In this endeavor, Donald Trump aims to help all Americans regardless of party or ideological affiliation. This is as it should be. All the same, we should remember the Race Hustlers, the Legacy Media, and the Never Trumpers who were perfectly content to sit and watch the mayhem continue unabated; who refused to lift a finger to stop the marauding gangs, the violent anti-semitism on our campuses, and the blood running in the streets; and who could not be bothered to register a vote against weak leaders who trudged like zombies toward a Third World War. Their irrelevance is earned, and their political counsel should be neither sought nor followed ever again.
Published in General
Amen!
Too kind.
But well said. Thanks D!
May their names be forgotten forevermore.
I agree with every word, but those four words were my favorite.
That is a superb consolidation of what we have been subjected to.
I don’t think that Donald Trump is any kind of genius or prophet. He was simply the right man at the right time. He was willing to give voice to things that likely most people were thinking, but few had the courage to voice. The left has had full reign for a long time. They grew arrogant in their power, arrogant enough to think that they were permanently in power. That kind of assumption usually occurs right before the floor drops or the roof caves in.
I don’t love Trump, but I have come to respect him. His personal courage was proven for me when he rose up on that stage in Pennsylvania with blood streaming from his wounded ear and expressed not fear, but defiance. I really didn’t think he had it in him. I had always assumed that he was a classic bully who relied on the ability to create fear in others. In fact, he turned out to have a good deal of personal courage, and it has been a dominant theme since that seminal event. The left tried to cow him with their lawfare, assassination attempts (not necessarily masterminded, but certainly inspired by their rhetoric), and their continous attempts marginalize him. I don’t think that they realized that by marginalizing Trump for the things he said that they were marginalizing the majority of the American people who, even though they were often afraid to say so, agreed with all or most of what he was saying.
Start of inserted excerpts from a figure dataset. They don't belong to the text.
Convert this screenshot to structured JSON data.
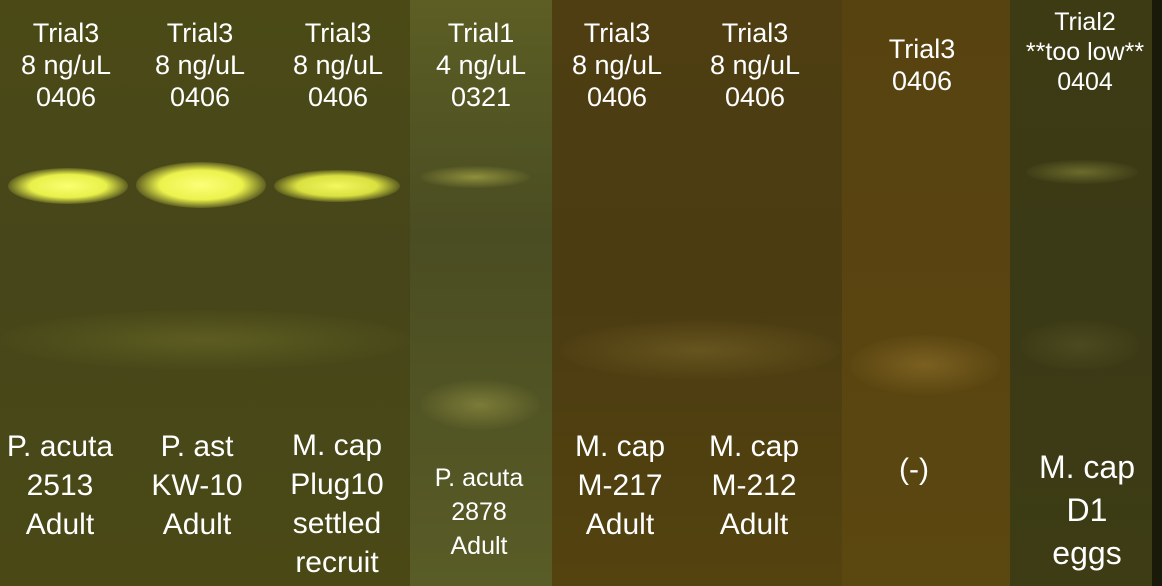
{
  "gel_colors": {
    "panel_a": "#4a4a14",
    "panel_b": "#4d3f12",
    "panel_c": "#54410e",
    "panel_d": "#3a3a14",
    "lane_strip": "#5a5c22",
    "band_bright": "#f6ff58",
    "band_faint": "#c8c060"
  },
  "lanes": [
    {
      "header": [
        "Trial3",
        "8 ng/uL",
        "0406"
      ],
      "sample": [
        "P. acuta",
        "2513",
        "Adult"
      ]
    },
    {
      "header": [
        "Trial3",
        "8 ng/uL",
        "0406"
      ],
      "sample": [
        "P. ast",
        "KW-10",
        "Adult"
      ]
    },
    {
      "header": [
        "Trial3",
        "8 ng/uL",
        "0406"
      ],
      "sample": [
        "M. cap",
        "Plug10",
        "settled",
        "recruit"
      ]
    },
    {
      "header": [
        "Trial1",
        "4 ng/uL",
        "0321"
      ],
      "sample": [
        "P. acuta",
        "2878",
        "Adult"
      ]
    },
    {
      "header": [
        "Trial3",
        "8 ng/uL",
        "0406"
      ],
      "sample": [
        "M. cap",
        "M-217",
        "Adult"
      ]
    },
    {
      "header": [
        "Trial3",
        "8 ng/uL",
        "0406"
      ],
      "sample": [
        "M. cap",
        "M-212",
        "Adult"
      ]
    },
    {
      "header": [
        "Trial3",
        "0406"
      ],
      "sample": [
        "(-)"
      ]
    },
    {
      "header": [
        "Trial2",
        "**too low**",
        "0404"
      ],
      "sample": [
        "M. cap",
        "D1",
        "eggs"
      ]
    }
  ]
}
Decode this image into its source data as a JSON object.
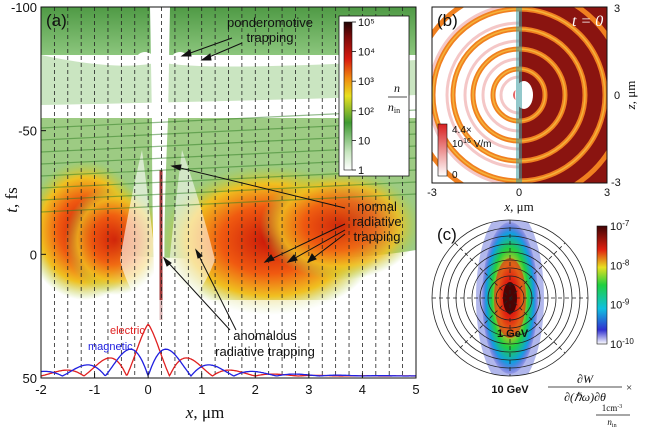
{
  "panel_a": {
    "label": "(a)",
    "xlabel_var": "x",
    "xlabel_unit": ", μm",
    "ylabel_var": "t",
    "ylabel_unit": ", fs",
    "x_ticks": [
      "-2",
      "-1",
      "0",
      "1",
      "2",
      "3",
      "4",
      "5"
    ],
    "y_ticks": [
      "-100",
      "-50",
      "0",
      "50"
    ],
    "annotations": {
      "ponderomotive_1": "ponderomotive",
      "ponderomotive_2": "trapping",
      "normal_1": "normal",
      "normal_2": "radiative",
      "normal_3": "trapping",
      "anomalous_1": "anomalous",
      "anomalous_2": "radiative trapping",
      "electric": "electric",
      "magnetic": "magnetic"
    },
    "colorbar": {
      "ticks": [
        "10",
        "10",
        "10",
        "10",
        "10",
        "1"
      ],
      "exponents": [
        "5",
        "4",
        "3",
        "2",
        "",
        ""
      ],
      "ticks_plain": [
        "10⁵",
        "10⁴",
        "10³",
        "10²",
        "10",
        "1"
      ],
      "label_num": "n",
      "label_den": "n",
      "label_den_sub": "in"
    }
  },
  "panel_b": {
    "label": "(b)",
    "time_label": "t = 0",
    "x_ticks": [
      "-3",
      "0",
      "3"
    ],
    "z_ticks": [
      "3",
      "0",
      "-3"
    ],
    "xlabel_var": "x",
    "xlabel_unit": ", μm",
    "zlabel_var": "z",
    "zlabel_unit": ", μm",
    "cb_label_1": "4.4×",
    "cb_label_2": "10",
    "cb_label_2_exp": "16",
    "cb_label_2_unit": " V/m",
    "cb_zero": "0"
  },
  "panel_c": {
    "label": "(c)",
    "ring_label_1": "1 GeV",
    "ring_label_10": "10 GeV",
    "colorbar_ticks_base": [
      "10",
      "10",
      "10",
      "10"
    ],
    "colorbar_ticks_exp": [
      "-7",
      "-8",
      "-9",
      "-10"
    ],
    "formula_num": "∂W",
    "formula_den": "∂(ℏω)∂θ",
    "formula_times": "×",
    "formula_unit_num": "1cm",
    "formula_unit_num_exp": "-3",
    "formula_unit_den": "n",
    "formula_unit_den_sub": "in"
  },
  "chart_data": [
    {
      "type": "heatmap",
      "panel": "(a)",
      "xlim": [
        -2,
        5
      ],
      "ylim": [
        -100,
        50
      ],
      "x_ticks": [
        -2,
        -1,
        0,
        1,
        2,
        3,
        4,
        5
      ],
      "y_ticks": [
        -100,
        -50,
        0,
        50
      ],
      "colorbar_range": [
        1,
        100000
      ],
      "colorbar_scale": "log",
      "dashed_verticals": [
        -1.75,
        -1.5,
        -1.25,
        -1.0,
        -0.75,
        -0.5,
        -0.25,
        0,
        0.25,
        0.5,
        0.75,
        1.0,
        1.25,
        1.5,
        1.75,
        2.0,
        2.25,
        2.5,
        2.75,
        3.0,
        3.25,
        3.5,
        3.75,
        4.0,
        4.25,
        4.5,
        4.75
      ],
      "field_profiles": {
        "electric_color": "#e02020",
        "magnetic_color": "#2020e0"
      }
    },
    {
      "type": "heatmap",
      "panel": "(b)",
      "xlim": [
        -3,
        3
      ],
      "ylim": [
        -3,
        3
      ],
      "grid": false
    },
    {
      "type": "heatmap",
      "panel": "(c)",
      "projection": "polar",
      "colorbar_range": [
        1e-10,
        1e-07
      ],
      "colorbar_scale": "log"
    }
  ]
}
Trump may well grow into his role and end up a much greater man than he was ever meant to be. In choosing his team he as certainly demonstrated a quality he never showed in his previous term. The word “wisdom” comes to mind, and it is a word I never thought I would associate with him, and I have known him for more than 60 years going back to our days at Kew Forest School in the 1950s. I truly hope that he succeeds and becomes remembered as one of the great.
You pretty much said it all. Thank you, Dave.
I’ve always thought the best leaders stepped up to their moments in time. They didn’t see it so much as a choice, but a necessity. Truthfully, I underestimated our current crisis and the closing off of government’s accountability to the governed. As you say, in their arrogance, they forgot it is a contract where we give consent. We are in the midst of a movement of partial withdrawal of that consent.
Few of us believe the Constitution is a fatally flawed instrument, just that we allowed the government to surpass its limitations. The flaw was in us not engaging as empowered citizens. The death of this 1,500-page CR is a preview of things to come. DC is no longer an isolated island, and people who didn’t want a stake in its operations are fully engaged in seeing it work for us, not for itself.
Thank you! I tried to make it a family-friendly post, because if I ever start letting the unfiltered version fly, my desktop will melt.
Does have a very satisfying ring to it, no?
Very interesting!! If you haven’t shared any anecdotes on Ricochet, this would be a wonderful time to start.
But he was always the “most junior” member of “The Squad,” wasn’t he?
A must add … Was it really a Red Wave?